Growing up in the region, Phaothai Sin-Ampol lived through many of these flooding events, but did not see any resolutions forthcoming.
“The commonly given reason for the flooding is that there is no dam infrastructure upstream; however the reality is much more complicated than this.”
“Climate change has been causing unprecedented levels of flooding which are impacting people’s lives, and people are beginning to realise this now.”
With a background as a lecturer in Human Geography, Phaothai came to The Australian National University in 2017 to research possible ways for individuals in rural and urban communities to stabilise their situation, and transform flood risk management in their area.
“Through my PhD research, I hope to contribute to making significant changes for people in my homeland to live with floods more peacefully.”
For his research, Phaothai has been working closely with both local people and those in government positions.
“The concept of ‘community-based adaptation’ is key for this process, to address the multiple pressures that the local people are facing from climate variability, centralised development and technocratic governing.”
“I spent more than a year doing fieldwork in Thailand to help develop provincial planning processes.
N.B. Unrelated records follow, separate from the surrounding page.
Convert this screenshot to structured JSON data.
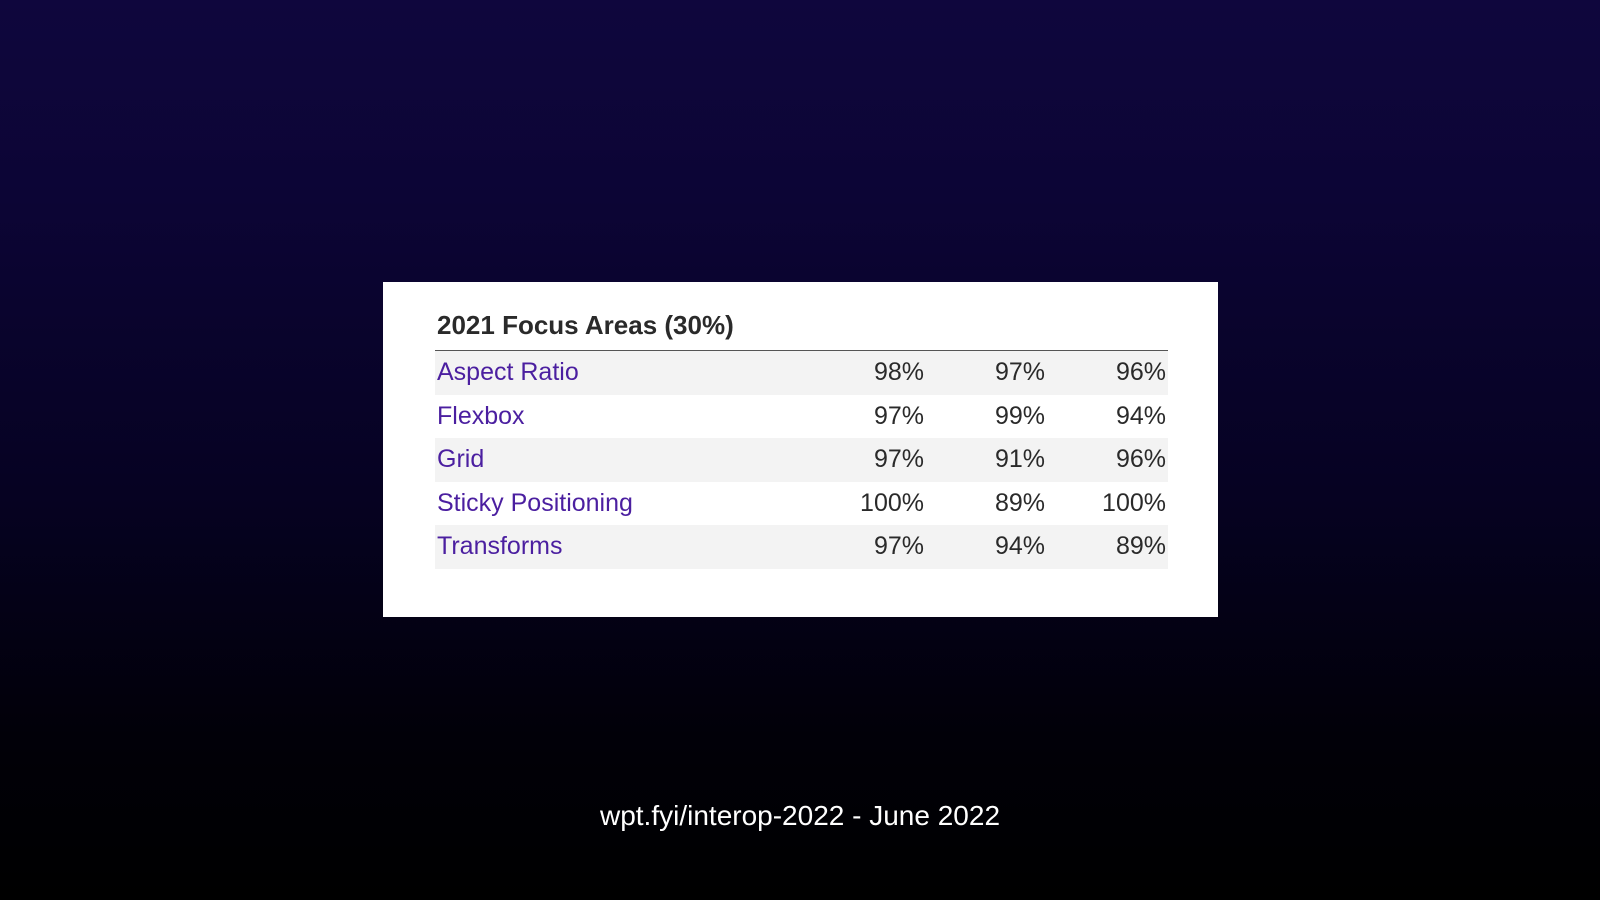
{
  "card": {
    "title": "2021 Focus Areas (30%)",
    "rows": [
      {
        "label": "Aspect Ratio",
        "values": [
          "98%",
          "97%",
          "96%"
        ]
      },
      {
        "label": "Flexbox",
        "values": [
          "97%",
          "99%",
          "94%"
        ]
      },
      {
        "label": "Grid",
        "values": [
          "97%",
          "91%",
          "96%"
        ]
      },
      {
        "label": "Sticky Positioning",
        "values": [
          "100%",
          "89%",
          "100%"
        ]
      },
      {
        "label": "Transforms",
        "values": [
          "97%",
          "94%",
          "89%"
        ]
      }
    ]
  },
  "footer": {
    "caption": "wpt.fyi/interop-2022 - June 2022"
  },
  "colors": {
    "link": "#4b1fa0",
    "text": "#2a2a2a",
    "row_shade": "#f3f3f3",
    "background_top": "#0f063d",
    "background_bottom": "#000000"
  }
}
I worked closely across different social groups, to learn what local people have been doing on surrounding landscapes to help live with the floods, and trying to reach out to policymakers and practitioners to understand the situation from their perspectives.”
During his fieldwork, Phaothai realised the importance of putting a spotlight on the local communities, who are left out of policy and planning processes.
“There has been no collaboration with these people in terms of developing policies. Yet they are the most important agent in reflecting the inequality between rural and urban communities, and reflecting who in the community is impacted most by the flooding.”
“Even though some of them, such as rural farmers, women, elderly people in the city and the urban poor, perceived themselves or are labelled as vulnerable during flooding, they put the hardest effort to anticipate a better future for the community. They also raised the principle of sharing the risks of flooding more equitably between rural and urban settlements, which is an idea that the state government has not raised.”
Moving forward, Phaothai says there needs to be more collaboration between policy-makers, practitioners, and the community.
“In order to balance out power dynamics, the state government should involve the local people in developing policies and responses to the flooding. Academic and civil society sectors, from regional to international levels, as well as the river basin committee, should facilitate iterative learning from the local people about flood-related and livelihood contexts to reform policy.”
Addressing climate change adaptation will be key to this, says Phaothai.
“Climate change is being seen as the ‘next important step’ that requires the government to really concentrate on diverse livelihood patterns and alternatives to adapt better to increasing climatic variability. These adaptation measures can be co-designed with local people themselves.”
The ANU Climate Change Institute awarded Phaothai with a supplementary PhD scholarship in 2018. He has used the funds to participate in both fieldwork and conferences, as well as enrolling in some specific courses to develop his research and expand his expertise to help local communities in the future.